Running the unit tests
The Deephaven R client utilizes R’s testthat
package to perform unit tests. In order to run these unit tests, install testthat
and the other dependent packages:
install.packages(c('testthat', 'lubridate', 'zoo'))
Then, from an R session with rdeephaven
installed, run the unit tests:
library(testthat)
test_package("rdeephaven")
Debugging
Because the Deephaven R client is written in C++ and wrapped with Rcpp
, standard R-level debugging is not sufficient for many kinds of problems associated with C++ code. For this reason, debugging the R client must be done with a C++ debugger. We recommend using Valgrind to check for memory bugs, and using gdb for thorough backtraces and general debugging.
Running R with Valgrind
The following was taken from this blog post, which has proven very useful for getting started with Valgrind. 1. Install Valgrind with sudo apt-get install valgrind
or sudo yum install valgrind
2. Run R under Valgrind with R -d valgrind
OS-dependent problems may come up in either step, and the simplest solution is to use a Linux machine or VM if one is available. Attempting these steps in a Linux Docker image may also prove difficult, and will certainly fail if the host architecture is not AMD/X86.
Running R with gdb
This article is a good resource for running R with gdb, and also touches on Valgrind use. There are several ways to run R with gdb, and here we only outline the text-based approach given near the bottom of the page. 1. Install gdb with sudo apt-get install gdb
or sudo yum install gdb
2. Start gdb with R attached with R -d gdb
. This will start a gdb session denoted by (gdb)
in the console. 3. In the gdb session, start an R console with (gdb) run
Both Valgrind and gdb debugging is done through a console, and is not interactive from an IDE. There may be a way to make RStudio play well with Valgrind or gdb, but that is beyond the scope of these instructions.
Enabling DEBUG level logging for gRPC and the C++ layer of the Deephaven R client
The C++ component of the Deephaven R client uses the C++ implementation of gRPC to exchange messages with a Deephaven server. gRPC has an internal logging component that can be configured to log to stderr detail information about connection state and messages exchanged between client and server; the Deephaven R client also uses the same logging component to show client state information. This can be useful for debugging purposes. To enable detailed logging, set the environment variable GRPC_VERVOSITY=DEBUG
Code Styling
The Deephaven R client uses the Tidyverse styleguide for code formatting, and implements this style with the styler
package.

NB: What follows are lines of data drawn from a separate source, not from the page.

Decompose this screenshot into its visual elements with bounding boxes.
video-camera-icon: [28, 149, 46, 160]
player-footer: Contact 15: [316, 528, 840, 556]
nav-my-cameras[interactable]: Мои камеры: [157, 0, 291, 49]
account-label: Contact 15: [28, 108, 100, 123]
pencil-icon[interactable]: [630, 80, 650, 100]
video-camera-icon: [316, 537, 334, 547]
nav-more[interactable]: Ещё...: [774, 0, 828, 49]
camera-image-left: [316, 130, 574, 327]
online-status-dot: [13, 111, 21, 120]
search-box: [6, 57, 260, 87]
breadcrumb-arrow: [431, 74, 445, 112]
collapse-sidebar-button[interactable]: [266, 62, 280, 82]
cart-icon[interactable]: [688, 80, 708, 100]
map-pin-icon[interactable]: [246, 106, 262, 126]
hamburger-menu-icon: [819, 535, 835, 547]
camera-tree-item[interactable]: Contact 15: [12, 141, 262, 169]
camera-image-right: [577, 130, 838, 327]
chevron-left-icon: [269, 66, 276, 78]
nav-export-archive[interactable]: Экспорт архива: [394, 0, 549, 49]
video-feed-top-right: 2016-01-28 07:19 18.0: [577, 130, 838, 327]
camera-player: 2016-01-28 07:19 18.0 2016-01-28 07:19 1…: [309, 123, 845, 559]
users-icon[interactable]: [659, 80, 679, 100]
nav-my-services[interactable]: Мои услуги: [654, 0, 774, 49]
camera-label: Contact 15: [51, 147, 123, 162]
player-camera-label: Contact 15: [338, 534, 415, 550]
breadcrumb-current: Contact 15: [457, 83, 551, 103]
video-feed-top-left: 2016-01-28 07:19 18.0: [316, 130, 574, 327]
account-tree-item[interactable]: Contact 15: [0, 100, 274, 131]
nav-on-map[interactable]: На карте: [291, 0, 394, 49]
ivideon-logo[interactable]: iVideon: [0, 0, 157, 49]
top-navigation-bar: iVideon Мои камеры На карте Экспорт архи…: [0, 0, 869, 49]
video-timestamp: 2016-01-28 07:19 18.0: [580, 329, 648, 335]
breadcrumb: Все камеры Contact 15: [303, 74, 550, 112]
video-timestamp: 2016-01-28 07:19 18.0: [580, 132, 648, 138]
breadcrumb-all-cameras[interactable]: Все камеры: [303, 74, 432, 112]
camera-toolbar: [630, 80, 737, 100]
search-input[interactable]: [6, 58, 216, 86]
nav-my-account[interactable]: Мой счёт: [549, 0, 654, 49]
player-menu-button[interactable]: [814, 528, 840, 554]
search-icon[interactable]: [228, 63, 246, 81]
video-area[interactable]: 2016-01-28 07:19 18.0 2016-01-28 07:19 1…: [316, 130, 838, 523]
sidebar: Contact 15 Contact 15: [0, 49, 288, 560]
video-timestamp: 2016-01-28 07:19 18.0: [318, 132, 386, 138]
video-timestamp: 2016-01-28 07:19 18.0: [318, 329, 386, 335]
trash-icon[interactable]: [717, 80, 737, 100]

For contributions, ensure that code is properly styled according to Tidyverse standards by running the following code in your R console, where /path/to/rdeephaven
is the path to the root directory of this package.
setwd("/path/to/rdeephaven")
install.packages("styler")
library(styler)
style_pkg()
High-level design overview
The R client uses the Deephaven C++ client as the backend for connecting to and communicating with the server. Any Deephaven-specific feature in the R client is, at some level, an API for an equivalent feature in the C++ client. To make Deephaven’s C++ client API available in R, an R6 class provides an R interface to Rcpp wrapped parts of the C++ API. Deephaven’s C++ API can create Arrow tables, and R has an Arrow library. Because Arrow is an in-memory data format, Arrow data can be transferred between R and C++ simply by passing a pointer between the languages and using the Arrow C Stream Interface. No data copies are required.